The functions mutate_all() / transmute_all(), mutate_at() / transmute_at() and mutate_if() / transmute_if() can be used to modify multiple columns at once.

The simplified formats are as follow:

# Mutate variants
mutate_all(.tbl, .funs, ...)
mutate_if(.tbl, .predicate, .funs, ...)
mutate_at(.tbl, .vars, .funs, ...)

# Transmute variants
transmute_all(.tbl, .funs, ...)
transmute_if(.tbl, .predicate, .funs, ...)
transmute_at(.tbl, .vars, .funs, ...)
  • .tbl: a tbl data frame
  • .funs: List of function calls generated by funs(), or a character vector of function names, or simply a function.
  • …: Additional arguments for the function calls in .funs.
  • .predicate: A predicate function to be applied to the columns or a logical vector. The variables for which .predicate is or returns TRUE are selected.

In the following sections, we’ll present only the variants of mutate().

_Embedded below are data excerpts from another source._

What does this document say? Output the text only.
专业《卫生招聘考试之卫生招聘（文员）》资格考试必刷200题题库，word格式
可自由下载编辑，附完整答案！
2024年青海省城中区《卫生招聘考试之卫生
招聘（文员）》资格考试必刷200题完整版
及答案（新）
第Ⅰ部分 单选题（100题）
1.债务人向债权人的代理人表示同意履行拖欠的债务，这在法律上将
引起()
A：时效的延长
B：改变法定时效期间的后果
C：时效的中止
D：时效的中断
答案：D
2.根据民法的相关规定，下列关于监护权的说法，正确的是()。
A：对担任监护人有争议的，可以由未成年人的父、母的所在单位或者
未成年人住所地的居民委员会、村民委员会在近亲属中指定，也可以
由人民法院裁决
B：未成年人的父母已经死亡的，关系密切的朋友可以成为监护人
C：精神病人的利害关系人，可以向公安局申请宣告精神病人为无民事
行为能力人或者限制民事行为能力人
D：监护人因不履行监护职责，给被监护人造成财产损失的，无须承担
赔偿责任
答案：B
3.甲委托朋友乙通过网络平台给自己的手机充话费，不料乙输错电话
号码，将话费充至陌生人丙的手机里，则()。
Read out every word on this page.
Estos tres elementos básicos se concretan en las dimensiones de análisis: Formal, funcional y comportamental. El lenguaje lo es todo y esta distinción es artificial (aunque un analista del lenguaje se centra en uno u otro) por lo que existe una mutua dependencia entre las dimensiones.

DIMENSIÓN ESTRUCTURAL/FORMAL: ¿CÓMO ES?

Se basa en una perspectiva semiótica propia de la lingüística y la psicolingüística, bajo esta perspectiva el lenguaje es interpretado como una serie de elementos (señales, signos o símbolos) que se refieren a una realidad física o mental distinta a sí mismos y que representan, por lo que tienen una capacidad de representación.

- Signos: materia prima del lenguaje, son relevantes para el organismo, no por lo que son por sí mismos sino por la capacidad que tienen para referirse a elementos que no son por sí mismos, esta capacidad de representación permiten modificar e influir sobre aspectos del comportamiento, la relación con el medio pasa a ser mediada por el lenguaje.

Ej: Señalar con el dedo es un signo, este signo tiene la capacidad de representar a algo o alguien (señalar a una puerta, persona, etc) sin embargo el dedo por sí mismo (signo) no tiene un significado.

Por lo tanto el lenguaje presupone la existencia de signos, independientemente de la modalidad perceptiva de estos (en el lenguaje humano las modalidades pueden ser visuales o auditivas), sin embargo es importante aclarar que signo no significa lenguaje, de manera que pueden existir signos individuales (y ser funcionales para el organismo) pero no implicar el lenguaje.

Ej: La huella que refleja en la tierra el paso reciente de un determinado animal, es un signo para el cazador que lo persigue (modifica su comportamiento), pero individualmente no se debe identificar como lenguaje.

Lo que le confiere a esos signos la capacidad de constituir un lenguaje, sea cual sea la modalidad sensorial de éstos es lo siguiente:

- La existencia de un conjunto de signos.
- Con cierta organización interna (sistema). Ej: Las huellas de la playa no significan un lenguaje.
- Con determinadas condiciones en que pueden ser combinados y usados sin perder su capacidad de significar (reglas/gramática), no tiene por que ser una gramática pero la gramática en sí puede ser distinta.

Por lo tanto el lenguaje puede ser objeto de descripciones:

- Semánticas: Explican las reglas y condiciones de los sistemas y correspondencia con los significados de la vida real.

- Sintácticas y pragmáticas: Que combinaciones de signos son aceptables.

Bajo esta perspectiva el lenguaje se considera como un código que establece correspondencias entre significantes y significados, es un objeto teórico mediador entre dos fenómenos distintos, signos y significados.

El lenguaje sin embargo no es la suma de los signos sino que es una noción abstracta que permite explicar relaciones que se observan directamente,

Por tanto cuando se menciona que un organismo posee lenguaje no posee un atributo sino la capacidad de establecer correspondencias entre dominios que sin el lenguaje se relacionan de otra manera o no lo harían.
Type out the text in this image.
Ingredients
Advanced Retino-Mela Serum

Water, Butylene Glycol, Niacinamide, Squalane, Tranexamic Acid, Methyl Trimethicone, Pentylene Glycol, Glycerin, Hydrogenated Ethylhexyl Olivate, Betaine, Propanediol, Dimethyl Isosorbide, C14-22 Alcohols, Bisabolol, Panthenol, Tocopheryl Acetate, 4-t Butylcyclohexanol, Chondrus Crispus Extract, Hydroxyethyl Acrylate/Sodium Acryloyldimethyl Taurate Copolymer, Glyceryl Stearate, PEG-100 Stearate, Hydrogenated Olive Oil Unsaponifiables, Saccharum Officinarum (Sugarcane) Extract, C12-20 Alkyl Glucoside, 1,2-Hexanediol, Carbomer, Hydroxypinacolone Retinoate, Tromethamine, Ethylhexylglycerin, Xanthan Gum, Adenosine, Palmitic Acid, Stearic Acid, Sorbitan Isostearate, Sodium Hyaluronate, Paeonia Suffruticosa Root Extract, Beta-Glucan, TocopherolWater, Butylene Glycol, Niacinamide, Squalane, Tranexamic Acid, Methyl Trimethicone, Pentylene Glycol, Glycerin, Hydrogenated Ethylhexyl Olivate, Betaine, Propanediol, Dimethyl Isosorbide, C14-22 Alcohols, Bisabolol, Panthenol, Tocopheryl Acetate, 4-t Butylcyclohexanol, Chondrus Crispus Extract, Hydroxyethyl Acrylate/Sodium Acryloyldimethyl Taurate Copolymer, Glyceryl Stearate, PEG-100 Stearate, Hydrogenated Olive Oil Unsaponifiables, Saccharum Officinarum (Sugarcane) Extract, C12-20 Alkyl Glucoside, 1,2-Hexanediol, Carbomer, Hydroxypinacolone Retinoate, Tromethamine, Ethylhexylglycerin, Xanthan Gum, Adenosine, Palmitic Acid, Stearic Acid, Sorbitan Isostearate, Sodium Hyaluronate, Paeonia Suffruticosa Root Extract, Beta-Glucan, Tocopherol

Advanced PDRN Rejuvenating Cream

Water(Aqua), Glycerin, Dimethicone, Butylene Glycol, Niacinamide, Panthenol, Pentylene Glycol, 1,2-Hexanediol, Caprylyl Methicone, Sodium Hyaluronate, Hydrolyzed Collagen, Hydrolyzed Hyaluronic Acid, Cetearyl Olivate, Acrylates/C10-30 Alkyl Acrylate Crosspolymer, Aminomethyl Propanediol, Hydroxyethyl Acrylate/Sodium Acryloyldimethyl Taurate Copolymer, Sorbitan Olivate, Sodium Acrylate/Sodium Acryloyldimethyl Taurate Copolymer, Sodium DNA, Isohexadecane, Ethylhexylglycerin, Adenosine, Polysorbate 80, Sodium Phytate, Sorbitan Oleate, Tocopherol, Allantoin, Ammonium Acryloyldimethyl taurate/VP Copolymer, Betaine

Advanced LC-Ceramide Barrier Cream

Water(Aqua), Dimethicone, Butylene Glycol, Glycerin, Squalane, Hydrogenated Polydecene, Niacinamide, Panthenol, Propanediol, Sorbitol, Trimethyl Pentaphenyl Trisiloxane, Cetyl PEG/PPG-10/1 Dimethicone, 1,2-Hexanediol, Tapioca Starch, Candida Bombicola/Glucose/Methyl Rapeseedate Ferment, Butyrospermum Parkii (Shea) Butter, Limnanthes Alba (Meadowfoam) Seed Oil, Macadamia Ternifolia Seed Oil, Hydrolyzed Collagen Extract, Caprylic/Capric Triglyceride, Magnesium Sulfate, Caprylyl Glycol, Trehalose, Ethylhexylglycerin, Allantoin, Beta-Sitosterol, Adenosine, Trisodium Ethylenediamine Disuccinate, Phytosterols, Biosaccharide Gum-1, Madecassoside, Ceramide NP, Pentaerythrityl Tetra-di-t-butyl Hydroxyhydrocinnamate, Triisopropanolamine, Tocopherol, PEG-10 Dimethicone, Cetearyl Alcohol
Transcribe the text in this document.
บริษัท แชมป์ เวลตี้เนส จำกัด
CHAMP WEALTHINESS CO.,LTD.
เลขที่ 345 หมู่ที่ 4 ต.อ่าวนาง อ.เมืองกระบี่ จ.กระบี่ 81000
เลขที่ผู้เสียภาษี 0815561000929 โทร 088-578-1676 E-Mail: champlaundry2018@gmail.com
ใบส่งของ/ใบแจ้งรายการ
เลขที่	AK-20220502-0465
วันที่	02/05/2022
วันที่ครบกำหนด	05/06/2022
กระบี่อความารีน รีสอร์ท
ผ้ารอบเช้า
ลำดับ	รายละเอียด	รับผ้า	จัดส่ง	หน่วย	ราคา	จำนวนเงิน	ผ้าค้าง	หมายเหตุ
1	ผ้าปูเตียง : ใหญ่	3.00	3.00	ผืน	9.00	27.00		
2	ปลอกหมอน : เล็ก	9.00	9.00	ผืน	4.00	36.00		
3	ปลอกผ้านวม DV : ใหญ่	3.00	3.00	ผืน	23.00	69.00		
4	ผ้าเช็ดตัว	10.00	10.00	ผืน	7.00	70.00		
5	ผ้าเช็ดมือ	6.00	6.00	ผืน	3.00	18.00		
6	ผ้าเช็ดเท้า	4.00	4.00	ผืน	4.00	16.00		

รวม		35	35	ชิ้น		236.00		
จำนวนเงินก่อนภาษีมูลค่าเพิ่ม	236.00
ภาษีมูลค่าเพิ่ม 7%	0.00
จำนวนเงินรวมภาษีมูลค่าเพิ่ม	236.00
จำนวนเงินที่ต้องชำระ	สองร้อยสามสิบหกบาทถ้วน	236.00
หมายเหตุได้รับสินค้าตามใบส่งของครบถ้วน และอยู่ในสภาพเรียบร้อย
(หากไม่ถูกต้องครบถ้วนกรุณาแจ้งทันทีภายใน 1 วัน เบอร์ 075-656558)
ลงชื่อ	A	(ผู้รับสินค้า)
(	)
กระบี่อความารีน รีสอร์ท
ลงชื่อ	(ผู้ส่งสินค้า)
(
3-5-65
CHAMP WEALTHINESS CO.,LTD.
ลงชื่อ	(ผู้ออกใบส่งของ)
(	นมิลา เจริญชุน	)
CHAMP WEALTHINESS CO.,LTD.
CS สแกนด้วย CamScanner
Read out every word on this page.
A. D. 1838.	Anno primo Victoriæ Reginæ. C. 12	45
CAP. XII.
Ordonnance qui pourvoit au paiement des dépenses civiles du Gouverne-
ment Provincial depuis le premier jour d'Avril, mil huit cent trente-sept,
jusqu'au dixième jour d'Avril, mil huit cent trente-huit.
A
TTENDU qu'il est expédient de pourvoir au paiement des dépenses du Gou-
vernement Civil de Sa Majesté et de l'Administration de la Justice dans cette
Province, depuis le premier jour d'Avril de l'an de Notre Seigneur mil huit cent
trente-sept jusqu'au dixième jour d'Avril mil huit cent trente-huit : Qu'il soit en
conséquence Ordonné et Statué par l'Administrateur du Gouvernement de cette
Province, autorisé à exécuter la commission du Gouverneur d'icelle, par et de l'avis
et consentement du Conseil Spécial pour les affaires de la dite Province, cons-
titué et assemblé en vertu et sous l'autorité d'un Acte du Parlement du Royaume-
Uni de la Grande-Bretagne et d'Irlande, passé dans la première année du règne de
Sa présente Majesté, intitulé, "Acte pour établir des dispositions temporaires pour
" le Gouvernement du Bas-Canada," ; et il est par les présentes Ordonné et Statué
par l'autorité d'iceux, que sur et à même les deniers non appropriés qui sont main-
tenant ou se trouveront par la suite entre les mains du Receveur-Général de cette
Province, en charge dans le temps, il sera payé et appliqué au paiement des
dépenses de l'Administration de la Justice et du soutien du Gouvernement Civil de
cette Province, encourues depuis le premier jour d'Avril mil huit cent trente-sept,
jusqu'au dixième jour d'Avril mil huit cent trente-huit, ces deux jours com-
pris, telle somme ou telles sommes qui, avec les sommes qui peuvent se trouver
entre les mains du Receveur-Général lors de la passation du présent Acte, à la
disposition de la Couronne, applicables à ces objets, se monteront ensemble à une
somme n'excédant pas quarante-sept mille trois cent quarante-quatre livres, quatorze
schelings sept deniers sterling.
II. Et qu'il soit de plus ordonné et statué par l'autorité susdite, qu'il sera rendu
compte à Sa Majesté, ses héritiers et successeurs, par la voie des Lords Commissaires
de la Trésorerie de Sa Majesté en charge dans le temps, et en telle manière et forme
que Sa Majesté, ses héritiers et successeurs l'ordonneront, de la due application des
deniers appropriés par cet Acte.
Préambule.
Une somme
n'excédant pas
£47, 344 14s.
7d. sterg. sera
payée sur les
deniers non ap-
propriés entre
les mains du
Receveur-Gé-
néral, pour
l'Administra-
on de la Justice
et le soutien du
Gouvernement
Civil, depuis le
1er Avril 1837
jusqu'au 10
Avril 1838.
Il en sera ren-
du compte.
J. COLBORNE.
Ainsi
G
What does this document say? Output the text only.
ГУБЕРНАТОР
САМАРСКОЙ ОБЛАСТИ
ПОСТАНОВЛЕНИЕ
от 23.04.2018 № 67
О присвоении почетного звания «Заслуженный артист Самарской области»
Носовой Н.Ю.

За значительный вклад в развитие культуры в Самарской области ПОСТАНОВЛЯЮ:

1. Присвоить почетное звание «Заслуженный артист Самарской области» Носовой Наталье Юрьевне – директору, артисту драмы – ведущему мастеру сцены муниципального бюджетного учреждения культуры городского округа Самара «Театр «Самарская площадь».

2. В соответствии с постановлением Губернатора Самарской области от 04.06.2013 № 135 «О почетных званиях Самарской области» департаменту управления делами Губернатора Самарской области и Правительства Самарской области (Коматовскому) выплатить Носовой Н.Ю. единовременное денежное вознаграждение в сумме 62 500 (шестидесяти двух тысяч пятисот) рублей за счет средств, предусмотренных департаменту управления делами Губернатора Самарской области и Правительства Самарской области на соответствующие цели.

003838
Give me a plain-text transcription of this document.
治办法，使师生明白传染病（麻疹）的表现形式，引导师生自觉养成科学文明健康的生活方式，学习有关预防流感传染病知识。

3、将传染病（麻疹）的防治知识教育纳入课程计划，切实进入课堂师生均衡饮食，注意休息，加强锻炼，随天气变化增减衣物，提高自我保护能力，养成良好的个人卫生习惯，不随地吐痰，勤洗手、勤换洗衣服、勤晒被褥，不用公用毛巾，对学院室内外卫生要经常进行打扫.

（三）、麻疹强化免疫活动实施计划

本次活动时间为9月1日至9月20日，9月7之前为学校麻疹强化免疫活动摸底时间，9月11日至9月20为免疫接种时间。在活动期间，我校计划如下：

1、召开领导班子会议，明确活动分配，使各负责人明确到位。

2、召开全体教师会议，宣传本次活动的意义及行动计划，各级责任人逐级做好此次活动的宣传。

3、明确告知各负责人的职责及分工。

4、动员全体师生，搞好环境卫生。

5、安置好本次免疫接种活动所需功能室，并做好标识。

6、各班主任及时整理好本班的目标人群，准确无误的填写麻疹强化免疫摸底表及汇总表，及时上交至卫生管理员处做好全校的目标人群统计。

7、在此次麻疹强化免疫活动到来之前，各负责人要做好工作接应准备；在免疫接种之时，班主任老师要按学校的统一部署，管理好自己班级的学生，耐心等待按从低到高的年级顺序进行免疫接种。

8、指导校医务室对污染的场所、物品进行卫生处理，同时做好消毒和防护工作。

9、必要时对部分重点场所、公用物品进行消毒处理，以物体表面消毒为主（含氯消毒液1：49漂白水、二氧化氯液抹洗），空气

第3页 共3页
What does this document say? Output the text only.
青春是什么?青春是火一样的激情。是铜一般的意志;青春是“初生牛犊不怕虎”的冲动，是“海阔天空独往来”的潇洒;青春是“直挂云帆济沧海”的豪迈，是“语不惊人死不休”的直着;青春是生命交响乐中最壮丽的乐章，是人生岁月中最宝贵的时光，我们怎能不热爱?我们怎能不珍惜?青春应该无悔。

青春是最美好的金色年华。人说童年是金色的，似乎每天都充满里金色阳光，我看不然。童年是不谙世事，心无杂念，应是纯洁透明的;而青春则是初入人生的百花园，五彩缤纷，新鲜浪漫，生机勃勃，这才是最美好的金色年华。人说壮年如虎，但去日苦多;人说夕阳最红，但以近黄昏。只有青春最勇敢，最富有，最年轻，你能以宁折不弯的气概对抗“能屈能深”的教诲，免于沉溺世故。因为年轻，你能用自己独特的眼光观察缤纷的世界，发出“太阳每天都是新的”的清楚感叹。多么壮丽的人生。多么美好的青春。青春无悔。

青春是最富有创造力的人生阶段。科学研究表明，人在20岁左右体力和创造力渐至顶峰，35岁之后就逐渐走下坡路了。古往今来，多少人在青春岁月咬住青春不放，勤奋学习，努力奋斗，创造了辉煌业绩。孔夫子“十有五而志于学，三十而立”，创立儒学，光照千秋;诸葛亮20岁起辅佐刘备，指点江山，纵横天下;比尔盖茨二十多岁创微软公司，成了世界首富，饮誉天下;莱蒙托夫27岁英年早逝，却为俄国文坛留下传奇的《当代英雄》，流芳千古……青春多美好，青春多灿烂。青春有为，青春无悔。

The transmute() variants can be used similarly.

Transform all column values

  • Divide all columns value by 2.54:
my_data2 %>%
  mutate_all(funs(./2.54))
## Warning: `funs()` is deprecated as of dplyr 0.8.0.
## Please use a list of either functions or lambdas: 
## 
##   # Simple named list: 
##   list(mean = mean, median = median)
## 
##   # Auto named with `tibble::lst()`: 
##   tibble::lst(mean, median)
## 
##   # Using lambdas
##   list(~ mean(., trim = .2), ~ median(., na.rm = TRUE))
## This warning is displayed once every 8 hours.
## Call `lifecycle::last_warnings()` to see where this warning was generated.

Note that, the dot “.” represents any variables

  • Function names will be appended to column names if .funs has names or multiple inputs:
my_data2 %>%mutate_all(funs(cm = ./2.54))

Note that, the output variable name now includes the function name.

  • Function names will be appended to column names if .funs has names or multiple inputs:
my_data2 %>%
  mutate_all(funs(cm = ./2.54))

Note that, the output variable name now includes the function name.

Transform specific columns

  • mutate_at(): transform specific columns selected by names:
my_data2 %>%
  mutate_at(
    c("Sepal.Length", "Petal.Width"),
    funs(cm = ./2.54)
    )
  • mutate_if(): transform specific columns selected by a predicate function.

    mutate_if() is particularly useful for transforming variables from one type to another.

my_data %>% mutate_if(is.factor, as.character)

Round all numeric variables:

my_data %>% mutate_if(is.numeric, round, digits = 0)

Summary

This article describe how to add new variable columns into a data frame using the dplyr functions: mutate(), transmute() and variants.

  • mutate(iris, sepal = 2*Sepal.Length): Computes and appends new variable(s).
  • transmute(iris, sepal = 2*Sepal.Length): Makes new variable(s) and drops existing ones.